***UPDATE June 17th**** WE WON BEST WEB SERIES!!!!
Hey #ShiningStarrs I am reporting to you from sunny Miami! So excited to be here at the American Black Film Festival yet again. It has been YEARS and honestly, that is what today's story is about. I haven't posted a blog in a while, so I figured I'd share.
My journey has NOT been an easy one. But it has also been less treacherous than that of some of my peers, so this is by no means a sad story. However, with many of us suffering from the ugly feelings we can get from other's social feeds, curated smoke and mirrors and the like, I think sharing the way we get to those fly posts sometimes, is a reminder to us all (myself included) that we don't know that person's story, just what we see today.
In 2008 I was asked to cover the event as they made their first attempt to have it in LA. Understand I was not making much money at that time and I could NOT afford this event. So the head of another media outlet said he would reimburse my flight and rent me a car if I took care of my lodging and flew out to cover it. I'd been doing events for him in NYC and it was my chance to really do it big, so I thought. Plus I had an LA boo! I was seeing the "manny" (male nanny) of a very rich and famous celeb and he offered for me to stay at his place for the duration. So in my head I was about to be POPPIN. Maybe I would even get to hang with him and his boss!
Chile!!!! Nope! I got out to LA, no car reservation, no money really, aside from the few coins I had managed to scrape together to fly out and put in my pocket. I get there and I am calling said media person and he is like I'm working on the car, call you back. I'm like ok, at least let me go get my passes. Welp, get there I have NO CREDENTIALS! So no wheels, no passes and I know NO ONE. Media guy is now just not answering my calls or texts and I'm stranded. I was too embarrassed to call and tell anyone. So, I cry...hard. I feel so dumb!!!!
Add to this that my fake boyfriend wound up largely embellishing his status and his "place" was a remodeled garage! And by remodeled I mean it was painted and had furniture but was still a functioning GARAGE!!!! This is where this man expected me to sleep. But with no money for a hotel I had to. It was chilly at night and one evening while in his bed that faced the garage door...it actually opened!!! I was like Lord why?!!!!

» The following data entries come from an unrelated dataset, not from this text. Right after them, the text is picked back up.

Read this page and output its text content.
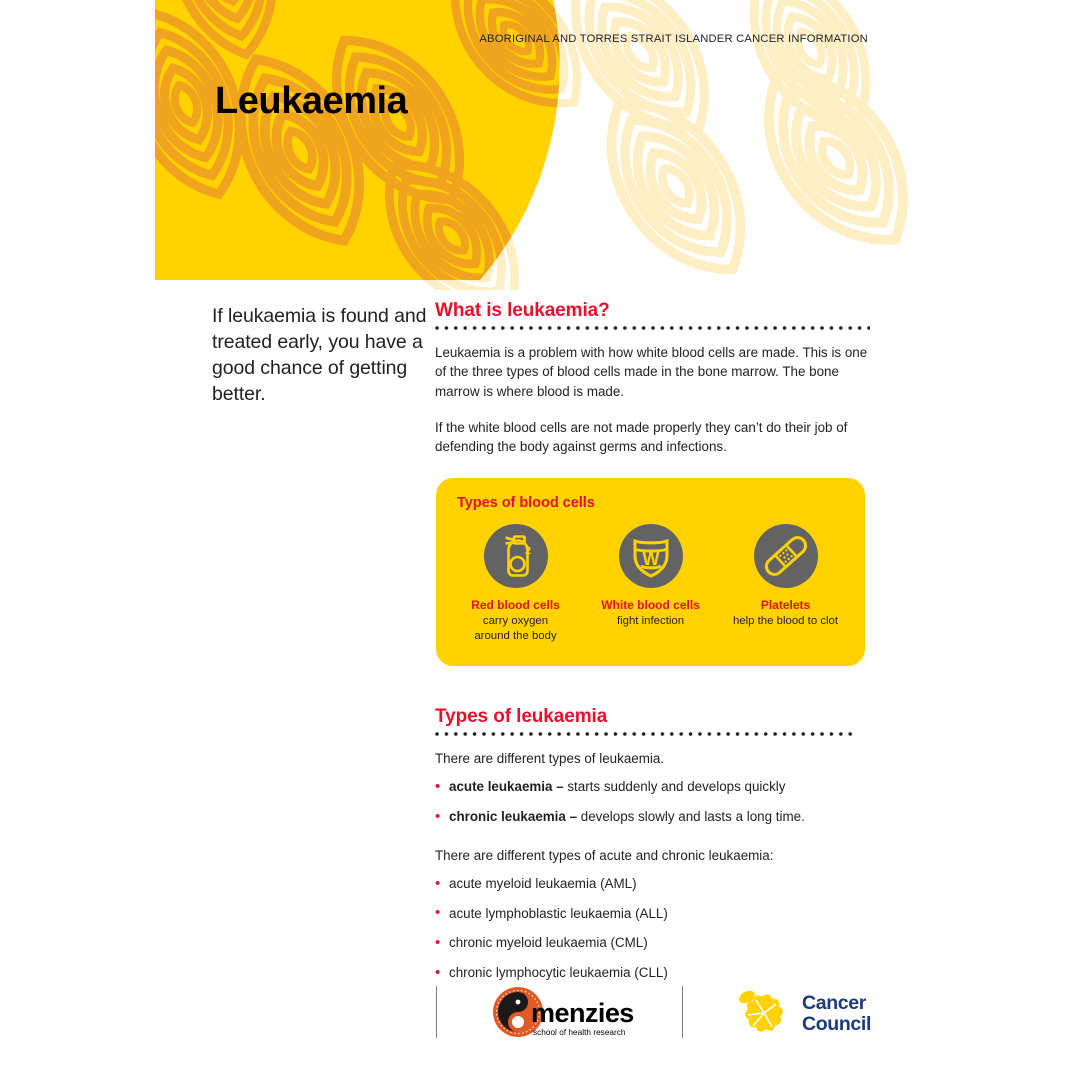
ABORIGINAL AND TORRES STRAIT ISLANDER CANCER INFORMATION
Leukaemia
If leukaemia is found and treated early, you have a good chance of getting better.
What is leukaemia?

Leukaemia is a problem with how white blood cells are made. This is one of the three types of blood cells made in the bone marrow. The bone marrow is where blood is made.

If the white blood cells are not made properly they can’t do their job of defending the body against germs and infections.

Types of blood cells
2
Red blood cells
carry oxygen
around the body
W
White blood cells
fight infection
Platelets
help the blood to clot
Types of leukaemia

There are different types of leukaemia.

• acute leukaemia – starts suddenly and develops quickly
• chronic leukaemia – develops slowly and lasts a long time.

There are different types of acute and chronic leukaemia:

• acute myeloid leukaemia (AML)
• acute lymphoblastic leukaemia (ALL)
• chronic myeloid leukaemia (CML)
• chronic lymphocytic leukaemia (CLL)
menzies
school of health research
Cancer
Council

However, they say God takes care of fools and babies. The next day as I'm leaving the registration table in tears, these black girls walk by. One of them is now a super successful and amazing producer/director (Hey Angela!!!!) and she was the first to ask me if I was ok. I told them my story and they immediately adopted me. These girls got me passes, fed me, let me ride around with them and everything. Largely due to them and the few contacts I had, the trip was not a total bust and I wound up with stories to write and today, a story to tell.
I of course disengaged with the media guy who left me stranded and never gave me a dime. Although, I eventually forgave him because we were both in over our heads at the time and I should have known better. Not to mention I went on after that, to co-own my own media outlet that did very well and gave true opportunities to many others for almost three years. And actually my company was how I finessed my next ABFF in 2010. I did all the red carpets and had some amazing interviews out there. I met so many awesome stars and many of them are so accomplished now, when back then it was their starting point. I even watched some friends get their first national stage to shine, and now they are on mainstream television and growing into household names. It was magical and while it was better than before, I could only dream to be in something at the festival.
But #ShiningStarrs I realize this year that God has continued to restore all the things that I felt had been taken from me, lost or out of reach. So I am at ABFF this year as a producer for the dope series, Little Apple, that I am so very proud of and that I bust my tail on. I have an all access pass, a nice hotel, spending money, contacts, connects and things to speak about that I have done and am doing. All of this is on the heels of premiering at Tribeca, screening with Jack Daniel's at the Schomburg, finishing a new film that has only this week gotten its first festival acceptance and working as the producer of several network shows.
My lows may have been embarrassingly low, but God has absolutely shown me that I have no clue of the highs waiting for me. After all of the madness I have endured and put myself through, I never quit. I never let the bad times and low points take me out of the game.
I urge you guys to continue through the lows and also to celebrate and take in the highs. The universe and whatever creator you serve has so much waiting for you. You will have janky experiences, be led astray by folks, be entangled in foolishness and do some dumb and/or ugly things yourself, but it is all redeemable.
Tell me some of your stories! What craziness have you seen, been through or done that you look back on and can only face palm yourself and ask WTF? And where are you now, in comparison?
I celebrate your testimonies and thank you for celebrating mine with me too. Let's keep climbing, lifting and pushing. There is so much more in store.